ANS: Herman Cain does nothing for me sexually and while I am a business woman, I don't really want to pick his brain about business. If the wife of the CEO looked like Helen Mirren say 10 or more years ago...hell yeah!!! (I still think Ms. Mirren is sexy).
3. Charlie Sheen (for women) or Your favorite female porn star (for men) is making a movie in the city where you live. You happen to meet him/her, and he/she suggests you stop by his/her hotel for a drink?
Do you go?
ANS: Charlie Sheen is gross to me, so NO! If my favorite female porn star Jada Fire (the way she looked mid-career ...who am I kidding, I do her now) invited me to her hotel I am soooo there! The things I'd like to do to her.
4. Your boss (of the opposite sex) who has been very flirty with you insists that when you’ve finished a project by working late or on a weekend you bring it by his/her house immediately?
Do you go? Yes or no.
Do you go alone or take a friend along?
ANS: If it is really urgent that I go, sure I'll go. If he or she has been flirty I can rebuff them and to be sure things don't get out of control I would take along a friend, unannounced.

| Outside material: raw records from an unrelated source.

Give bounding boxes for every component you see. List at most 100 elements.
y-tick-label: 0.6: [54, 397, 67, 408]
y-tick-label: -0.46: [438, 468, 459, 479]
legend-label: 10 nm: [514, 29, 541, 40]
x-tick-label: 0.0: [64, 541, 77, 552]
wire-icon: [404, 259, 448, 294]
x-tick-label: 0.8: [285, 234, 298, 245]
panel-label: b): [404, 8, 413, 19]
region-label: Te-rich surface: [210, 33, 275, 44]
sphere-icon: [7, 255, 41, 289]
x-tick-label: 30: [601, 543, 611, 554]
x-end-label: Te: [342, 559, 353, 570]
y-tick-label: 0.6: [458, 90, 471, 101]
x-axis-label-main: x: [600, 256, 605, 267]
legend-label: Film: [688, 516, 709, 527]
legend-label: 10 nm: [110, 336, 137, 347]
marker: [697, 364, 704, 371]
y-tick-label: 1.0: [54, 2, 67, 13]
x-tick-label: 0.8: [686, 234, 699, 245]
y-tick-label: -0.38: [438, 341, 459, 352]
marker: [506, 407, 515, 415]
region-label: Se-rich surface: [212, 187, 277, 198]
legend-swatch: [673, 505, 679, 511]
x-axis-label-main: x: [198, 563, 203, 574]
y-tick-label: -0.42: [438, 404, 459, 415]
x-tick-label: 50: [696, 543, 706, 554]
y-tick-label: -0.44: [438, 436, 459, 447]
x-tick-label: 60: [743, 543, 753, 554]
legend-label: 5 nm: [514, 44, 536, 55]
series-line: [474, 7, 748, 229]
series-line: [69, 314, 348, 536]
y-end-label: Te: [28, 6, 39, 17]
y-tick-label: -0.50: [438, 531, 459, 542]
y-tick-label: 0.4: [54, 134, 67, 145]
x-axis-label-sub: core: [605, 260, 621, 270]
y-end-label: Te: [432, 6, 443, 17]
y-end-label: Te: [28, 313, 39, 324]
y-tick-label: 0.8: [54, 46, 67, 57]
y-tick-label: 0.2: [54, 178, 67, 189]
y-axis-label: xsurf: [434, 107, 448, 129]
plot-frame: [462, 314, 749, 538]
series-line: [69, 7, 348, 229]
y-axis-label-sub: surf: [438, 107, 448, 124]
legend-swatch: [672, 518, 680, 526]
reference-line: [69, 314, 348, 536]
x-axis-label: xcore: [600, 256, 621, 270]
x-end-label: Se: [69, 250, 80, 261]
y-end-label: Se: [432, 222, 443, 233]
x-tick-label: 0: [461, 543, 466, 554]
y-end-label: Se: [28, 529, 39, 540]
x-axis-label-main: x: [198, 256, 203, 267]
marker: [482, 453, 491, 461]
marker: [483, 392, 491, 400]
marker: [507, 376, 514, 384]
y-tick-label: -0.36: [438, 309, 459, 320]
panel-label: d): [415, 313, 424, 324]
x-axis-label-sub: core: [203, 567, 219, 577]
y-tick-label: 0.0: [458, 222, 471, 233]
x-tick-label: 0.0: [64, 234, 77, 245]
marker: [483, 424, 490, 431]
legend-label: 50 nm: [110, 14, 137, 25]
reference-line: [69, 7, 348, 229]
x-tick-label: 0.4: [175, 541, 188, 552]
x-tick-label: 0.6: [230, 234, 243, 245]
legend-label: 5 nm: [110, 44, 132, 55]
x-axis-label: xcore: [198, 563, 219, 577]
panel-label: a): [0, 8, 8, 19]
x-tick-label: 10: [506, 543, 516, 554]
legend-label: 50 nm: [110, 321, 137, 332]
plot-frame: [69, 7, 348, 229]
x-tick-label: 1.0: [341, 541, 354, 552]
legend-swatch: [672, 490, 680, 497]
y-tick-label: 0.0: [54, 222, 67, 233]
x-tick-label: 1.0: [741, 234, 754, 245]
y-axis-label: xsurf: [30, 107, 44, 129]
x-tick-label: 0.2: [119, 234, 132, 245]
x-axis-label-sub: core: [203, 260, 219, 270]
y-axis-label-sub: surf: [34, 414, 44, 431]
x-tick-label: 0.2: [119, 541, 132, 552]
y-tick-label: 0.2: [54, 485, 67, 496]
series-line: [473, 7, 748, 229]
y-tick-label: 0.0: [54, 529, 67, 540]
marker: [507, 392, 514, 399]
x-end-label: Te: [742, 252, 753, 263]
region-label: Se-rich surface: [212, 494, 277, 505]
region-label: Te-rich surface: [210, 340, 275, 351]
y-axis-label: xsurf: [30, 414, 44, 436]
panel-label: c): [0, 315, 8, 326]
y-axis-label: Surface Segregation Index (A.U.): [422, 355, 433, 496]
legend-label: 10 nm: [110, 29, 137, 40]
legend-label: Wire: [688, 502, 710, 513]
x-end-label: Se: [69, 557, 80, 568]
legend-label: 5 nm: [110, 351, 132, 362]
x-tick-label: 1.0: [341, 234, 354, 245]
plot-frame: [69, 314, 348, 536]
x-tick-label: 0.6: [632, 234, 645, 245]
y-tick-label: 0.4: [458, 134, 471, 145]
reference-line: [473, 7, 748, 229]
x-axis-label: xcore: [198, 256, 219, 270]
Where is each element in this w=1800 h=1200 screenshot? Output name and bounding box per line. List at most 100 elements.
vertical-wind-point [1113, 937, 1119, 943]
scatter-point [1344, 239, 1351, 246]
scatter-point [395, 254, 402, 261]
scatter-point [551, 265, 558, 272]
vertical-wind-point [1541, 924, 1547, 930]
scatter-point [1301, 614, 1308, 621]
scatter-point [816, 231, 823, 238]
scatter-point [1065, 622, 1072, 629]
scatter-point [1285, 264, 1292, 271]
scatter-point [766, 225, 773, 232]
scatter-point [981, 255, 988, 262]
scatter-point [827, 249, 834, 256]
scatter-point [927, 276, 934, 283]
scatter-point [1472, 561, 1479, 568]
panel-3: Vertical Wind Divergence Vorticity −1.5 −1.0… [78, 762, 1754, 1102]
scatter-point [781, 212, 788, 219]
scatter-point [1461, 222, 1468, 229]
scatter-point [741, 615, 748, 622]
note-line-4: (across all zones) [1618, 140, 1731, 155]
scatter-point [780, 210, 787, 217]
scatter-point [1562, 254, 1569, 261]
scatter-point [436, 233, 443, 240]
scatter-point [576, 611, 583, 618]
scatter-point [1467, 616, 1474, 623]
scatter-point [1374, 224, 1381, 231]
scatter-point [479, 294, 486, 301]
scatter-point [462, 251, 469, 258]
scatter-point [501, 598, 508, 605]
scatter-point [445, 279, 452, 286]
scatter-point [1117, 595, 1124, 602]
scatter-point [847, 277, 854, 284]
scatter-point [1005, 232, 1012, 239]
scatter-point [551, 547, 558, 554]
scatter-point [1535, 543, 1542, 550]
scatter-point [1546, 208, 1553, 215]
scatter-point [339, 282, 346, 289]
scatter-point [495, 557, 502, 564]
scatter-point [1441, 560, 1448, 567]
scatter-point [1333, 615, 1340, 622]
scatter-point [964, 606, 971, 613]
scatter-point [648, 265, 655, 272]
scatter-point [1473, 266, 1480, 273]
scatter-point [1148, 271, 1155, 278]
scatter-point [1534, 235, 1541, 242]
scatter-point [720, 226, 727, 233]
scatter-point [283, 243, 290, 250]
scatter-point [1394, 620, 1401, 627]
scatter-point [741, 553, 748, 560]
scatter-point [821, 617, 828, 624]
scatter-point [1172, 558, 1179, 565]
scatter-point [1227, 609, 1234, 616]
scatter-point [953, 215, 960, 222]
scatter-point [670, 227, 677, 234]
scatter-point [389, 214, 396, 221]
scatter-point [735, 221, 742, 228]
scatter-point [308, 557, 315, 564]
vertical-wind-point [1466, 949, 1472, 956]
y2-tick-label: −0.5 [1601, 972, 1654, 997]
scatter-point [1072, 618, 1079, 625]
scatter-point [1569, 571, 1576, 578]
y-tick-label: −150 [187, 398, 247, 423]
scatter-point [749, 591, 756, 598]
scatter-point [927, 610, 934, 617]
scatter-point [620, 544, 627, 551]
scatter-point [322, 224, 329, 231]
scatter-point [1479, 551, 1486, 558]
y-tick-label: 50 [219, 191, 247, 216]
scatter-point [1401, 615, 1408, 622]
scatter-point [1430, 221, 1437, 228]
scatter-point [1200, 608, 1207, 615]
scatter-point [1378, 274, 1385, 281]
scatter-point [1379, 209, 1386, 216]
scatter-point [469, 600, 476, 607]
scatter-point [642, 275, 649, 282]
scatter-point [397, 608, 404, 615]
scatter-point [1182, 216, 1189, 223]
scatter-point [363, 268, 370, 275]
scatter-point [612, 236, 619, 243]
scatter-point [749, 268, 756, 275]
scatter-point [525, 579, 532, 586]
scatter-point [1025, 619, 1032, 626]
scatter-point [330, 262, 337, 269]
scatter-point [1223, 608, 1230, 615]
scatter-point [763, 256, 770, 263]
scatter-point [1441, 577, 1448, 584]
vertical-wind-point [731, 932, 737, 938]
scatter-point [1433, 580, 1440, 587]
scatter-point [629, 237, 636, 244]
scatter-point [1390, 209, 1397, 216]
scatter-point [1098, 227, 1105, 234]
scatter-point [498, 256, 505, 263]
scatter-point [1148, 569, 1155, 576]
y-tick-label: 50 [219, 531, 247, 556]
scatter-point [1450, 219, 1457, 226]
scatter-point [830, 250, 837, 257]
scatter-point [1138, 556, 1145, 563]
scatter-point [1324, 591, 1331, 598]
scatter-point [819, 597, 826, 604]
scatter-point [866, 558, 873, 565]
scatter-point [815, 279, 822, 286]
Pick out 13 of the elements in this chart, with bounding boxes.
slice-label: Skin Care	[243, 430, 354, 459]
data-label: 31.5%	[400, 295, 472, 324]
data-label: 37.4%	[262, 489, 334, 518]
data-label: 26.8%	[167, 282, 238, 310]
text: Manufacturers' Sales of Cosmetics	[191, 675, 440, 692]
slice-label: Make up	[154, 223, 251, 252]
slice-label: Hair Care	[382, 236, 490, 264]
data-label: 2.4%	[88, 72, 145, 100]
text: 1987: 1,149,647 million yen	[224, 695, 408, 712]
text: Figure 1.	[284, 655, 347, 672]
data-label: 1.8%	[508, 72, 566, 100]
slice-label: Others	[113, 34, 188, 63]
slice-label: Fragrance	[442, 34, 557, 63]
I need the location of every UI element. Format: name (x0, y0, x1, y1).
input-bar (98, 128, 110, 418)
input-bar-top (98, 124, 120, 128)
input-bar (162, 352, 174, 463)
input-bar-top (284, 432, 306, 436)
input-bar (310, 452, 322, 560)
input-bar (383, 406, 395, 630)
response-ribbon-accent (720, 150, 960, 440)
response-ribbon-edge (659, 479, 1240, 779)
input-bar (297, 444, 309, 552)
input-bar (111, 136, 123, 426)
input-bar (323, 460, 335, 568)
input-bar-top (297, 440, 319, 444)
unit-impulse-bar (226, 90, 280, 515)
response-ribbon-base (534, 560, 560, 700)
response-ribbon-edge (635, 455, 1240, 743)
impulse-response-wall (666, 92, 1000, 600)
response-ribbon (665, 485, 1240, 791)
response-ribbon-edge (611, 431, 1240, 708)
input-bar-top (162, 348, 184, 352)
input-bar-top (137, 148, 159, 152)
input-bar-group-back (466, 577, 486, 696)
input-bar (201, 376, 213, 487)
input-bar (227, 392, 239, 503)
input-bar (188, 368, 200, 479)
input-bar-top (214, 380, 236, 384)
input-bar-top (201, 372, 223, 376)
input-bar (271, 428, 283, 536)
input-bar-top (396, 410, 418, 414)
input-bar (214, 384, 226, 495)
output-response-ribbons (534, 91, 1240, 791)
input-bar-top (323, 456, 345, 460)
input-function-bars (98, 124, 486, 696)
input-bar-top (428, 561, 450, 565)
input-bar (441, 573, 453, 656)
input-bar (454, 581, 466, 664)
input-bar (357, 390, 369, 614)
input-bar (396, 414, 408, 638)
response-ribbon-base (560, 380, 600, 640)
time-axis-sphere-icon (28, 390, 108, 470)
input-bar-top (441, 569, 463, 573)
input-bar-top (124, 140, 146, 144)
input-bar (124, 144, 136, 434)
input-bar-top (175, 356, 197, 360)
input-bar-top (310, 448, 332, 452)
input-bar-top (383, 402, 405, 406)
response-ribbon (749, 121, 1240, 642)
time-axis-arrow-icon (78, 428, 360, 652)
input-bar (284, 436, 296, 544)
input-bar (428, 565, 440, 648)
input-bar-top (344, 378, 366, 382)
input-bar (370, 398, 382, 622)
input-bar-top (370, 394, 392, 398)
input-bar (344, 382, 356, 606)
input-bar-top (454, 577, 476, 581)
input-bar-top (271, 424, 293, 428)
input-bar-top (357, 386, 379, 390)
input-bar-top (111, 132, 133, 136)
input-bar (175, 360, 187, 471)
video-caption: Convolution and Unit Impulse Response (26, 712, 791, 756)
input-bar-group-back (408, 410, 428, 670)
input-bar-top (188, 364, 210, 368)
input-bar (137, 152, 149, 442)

5. You’re working on a political campaign. Late one evening, you get a call from the campaign manager saying the candidate (of the opposite sex) would like to see you right away in his/her hotel room.
Do you go? Yes or no.
Do you tell someone you are going there or keep it a secret?
What do you wear?
ANS: Depending upon one's duties with the campaign, late night hotel meetings are not unusual. However, if your job is to pass out leaflets I'd say something is amiss :D If I was looking to make a name for myself I could accept the invitation and tell my BFF I was going. Then show up in something sexually enticing.
The bow at the waist is flirty and suggestive-- "unwrap me".
Whether anything happens or not doesn't matter. It will all come out at the most opportune time for my candidate's opponent that I had regular nighttime meetings and always showed up in skimpy clothing. (Anyone remember when Monica Lewinsky confided in co-worker Linda Tripp about Bill Clinton?)